Warner Music settles Suno AI lawsuit and gives artists full control over voice and music rights
Key Highlights:
- Artists control if AI uses their voice and music
- Suno launches licensed models in 2026 with download limits
- Deal brings Songkick to Suno and creates creator revenue
Warner Music Group and Suno AI announced a partnership on November 25 that settles their copyright lawsuit and creates licensed AI music models. The deal gives WMG artists full control over whether AI uses their voices, names, and compositions in generated tracks. Suno will buy Songkick from Warner and launch new licensed models in 2026 to replace the current unlicensed versions.
Robert Kyncl is the CEO of WMG. He said the partnership expands revenue and delivers new fan experiences while giving artists and songwriters opt-in control over the use of their name, image, likeness, voice, and compositions. The WMG newsroom confirms Suno will add download restrictions. Free-tier songs become playable only. Paid users face monthly download caps.

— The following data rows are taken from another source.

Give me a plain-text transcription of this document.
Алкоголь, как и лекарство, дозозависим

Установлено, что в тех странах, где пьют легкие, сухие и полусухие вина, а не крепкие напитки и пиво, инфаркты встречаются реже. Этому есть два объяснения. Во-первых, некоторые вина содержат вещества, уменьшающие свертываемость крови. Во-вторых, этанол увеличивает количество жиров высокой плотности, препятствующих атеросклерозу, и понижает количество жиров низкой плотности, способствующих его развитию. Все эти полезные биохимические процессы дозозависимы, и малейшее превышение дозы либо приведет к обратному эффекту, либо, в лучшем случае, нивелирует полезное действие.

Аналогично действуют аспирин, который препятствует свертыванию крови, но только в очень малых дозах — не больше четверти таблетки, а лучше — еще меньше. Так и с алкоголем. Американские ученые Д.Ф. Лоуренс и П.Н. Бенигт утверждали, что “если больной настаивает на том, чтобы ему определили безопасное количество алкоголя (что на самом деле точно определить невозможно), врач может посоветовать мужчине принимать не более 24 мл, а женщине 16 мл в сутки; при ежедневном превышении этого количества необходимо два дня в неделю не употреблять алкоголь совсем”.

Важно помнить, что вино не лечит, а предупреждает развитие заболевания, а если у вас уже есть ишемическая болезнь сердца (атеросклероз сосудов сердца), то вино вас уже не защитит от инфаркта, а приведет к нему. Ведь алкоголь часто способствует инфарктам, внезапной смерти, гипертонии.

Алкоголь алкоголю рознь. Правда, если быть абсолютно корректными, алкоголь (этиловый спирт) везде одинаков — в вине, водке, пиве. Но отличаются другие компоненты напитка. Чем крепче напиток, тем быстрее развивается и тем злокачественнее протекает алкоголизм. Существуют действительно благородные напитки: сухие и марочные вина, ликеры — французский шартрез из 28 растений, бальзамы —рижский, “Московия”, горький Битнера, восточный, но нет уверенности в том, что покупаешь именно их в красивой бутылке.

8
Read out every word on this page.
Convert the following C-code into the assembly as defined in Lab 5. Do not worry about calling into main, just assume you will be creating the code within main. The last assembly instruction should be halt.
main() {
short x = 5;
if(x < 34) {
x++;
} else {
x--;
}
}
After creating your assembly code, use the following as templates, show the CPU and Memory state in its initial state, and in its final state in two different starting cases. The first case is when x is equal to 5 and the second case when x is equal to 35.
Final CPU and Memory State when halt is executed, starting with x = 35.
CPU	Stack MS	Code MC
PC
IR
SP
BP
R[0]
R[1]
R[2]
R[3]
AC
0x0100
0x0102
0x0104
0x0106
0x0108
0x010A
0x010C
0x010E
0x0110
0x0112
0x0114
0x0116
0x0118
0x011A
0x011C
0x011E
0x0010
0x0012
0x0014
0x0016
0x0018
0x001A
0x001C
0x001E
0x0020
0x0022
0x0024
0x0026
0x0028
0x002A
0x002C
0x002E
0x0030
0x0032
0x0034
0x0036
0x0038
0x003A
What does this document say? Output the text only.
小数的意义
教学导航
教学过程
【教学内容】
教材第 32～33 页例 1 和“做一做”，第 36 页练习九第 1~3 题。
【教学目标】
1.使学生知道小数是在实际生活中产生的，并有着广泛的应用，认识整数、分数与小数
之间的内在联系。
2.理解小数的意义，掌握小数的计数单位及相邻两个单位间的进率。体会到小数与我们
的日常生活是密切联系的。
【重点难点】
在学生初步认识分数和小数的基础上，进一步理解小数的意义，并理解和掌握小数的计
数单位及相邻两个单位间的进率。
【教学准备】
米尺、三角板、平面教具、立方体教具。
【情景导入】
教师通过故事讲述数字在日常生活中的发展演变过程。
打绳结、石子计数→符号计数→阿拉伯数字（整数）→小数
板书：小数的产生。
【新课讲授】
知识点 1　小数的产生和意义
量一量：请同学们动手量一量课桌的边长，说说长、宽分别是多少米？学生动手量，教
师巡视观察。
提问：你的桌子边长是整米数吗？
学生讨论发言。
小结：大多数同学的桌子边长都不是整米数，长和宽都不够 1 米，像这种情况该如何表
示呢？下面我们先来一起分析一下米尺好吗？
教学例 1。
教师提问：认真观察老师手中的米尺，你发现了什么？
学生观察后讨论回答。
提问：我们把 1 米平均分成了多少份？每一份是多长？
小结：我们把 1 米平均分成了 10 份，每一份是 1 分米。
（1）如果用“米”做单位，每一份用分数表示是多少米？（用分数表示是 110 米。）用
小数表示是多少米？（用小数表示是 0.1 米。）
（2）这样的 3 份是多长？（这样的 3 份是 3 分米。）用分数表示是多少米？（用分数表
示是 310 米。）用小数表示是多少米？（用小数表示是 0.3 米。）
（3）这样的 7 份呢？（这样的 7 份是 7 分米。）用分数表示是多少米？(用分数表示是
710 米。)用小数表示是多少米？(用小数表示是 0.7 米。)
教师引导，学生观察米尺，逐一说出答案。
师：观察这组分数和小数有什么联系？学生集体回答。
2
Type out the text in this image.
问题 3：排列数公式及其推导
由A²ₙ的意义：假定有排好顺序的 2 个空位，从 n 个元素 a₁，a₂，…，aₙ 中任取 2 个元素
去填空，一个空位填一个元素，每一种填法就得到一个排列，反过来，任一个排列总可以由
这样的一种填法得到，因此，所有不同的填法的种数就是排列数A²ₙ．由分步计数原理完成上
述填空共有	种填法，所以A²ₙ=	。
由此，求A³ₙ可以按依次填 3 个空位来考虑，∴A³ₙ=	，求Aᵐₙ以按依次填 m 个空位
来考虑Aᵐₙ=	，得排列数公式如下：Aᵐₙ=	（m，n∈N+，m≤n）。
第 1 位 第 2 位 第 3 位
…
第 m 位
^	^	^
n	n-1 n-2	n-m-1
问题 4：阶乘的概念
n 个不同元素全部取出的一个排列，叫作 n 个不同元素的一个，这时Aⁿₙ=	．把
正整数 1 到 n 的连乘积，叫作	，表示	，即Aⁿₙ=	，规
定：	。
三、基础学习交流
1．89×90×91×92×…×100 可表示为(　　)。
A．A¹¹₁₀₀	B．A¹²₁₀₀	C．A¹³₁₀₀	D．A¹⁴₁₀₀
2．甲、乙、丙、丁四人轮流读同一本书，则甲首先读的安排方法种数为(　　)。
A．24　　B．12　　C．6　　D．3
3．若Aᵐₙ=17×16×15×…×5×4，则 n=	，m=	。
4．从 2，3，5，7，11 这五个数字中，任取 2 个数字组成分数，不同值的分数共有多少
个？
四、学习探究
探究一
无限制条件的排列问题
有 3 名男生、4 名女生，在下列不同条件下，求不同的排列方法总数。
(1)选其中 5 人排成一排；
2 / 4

Warner has been pursuing AI licensing deals with other platforms. The company recently worked on labels negotiating deals with platforms like Udio. The Suno blog post shows the company raised $250 million at a $2.45 billion valuation last week. CEO Mikey Shulman wants to build the biggest music ecosystem possible while keeping the Studio tool for professional creators. The deal creates new revenue streams for 100 million creators on the platform.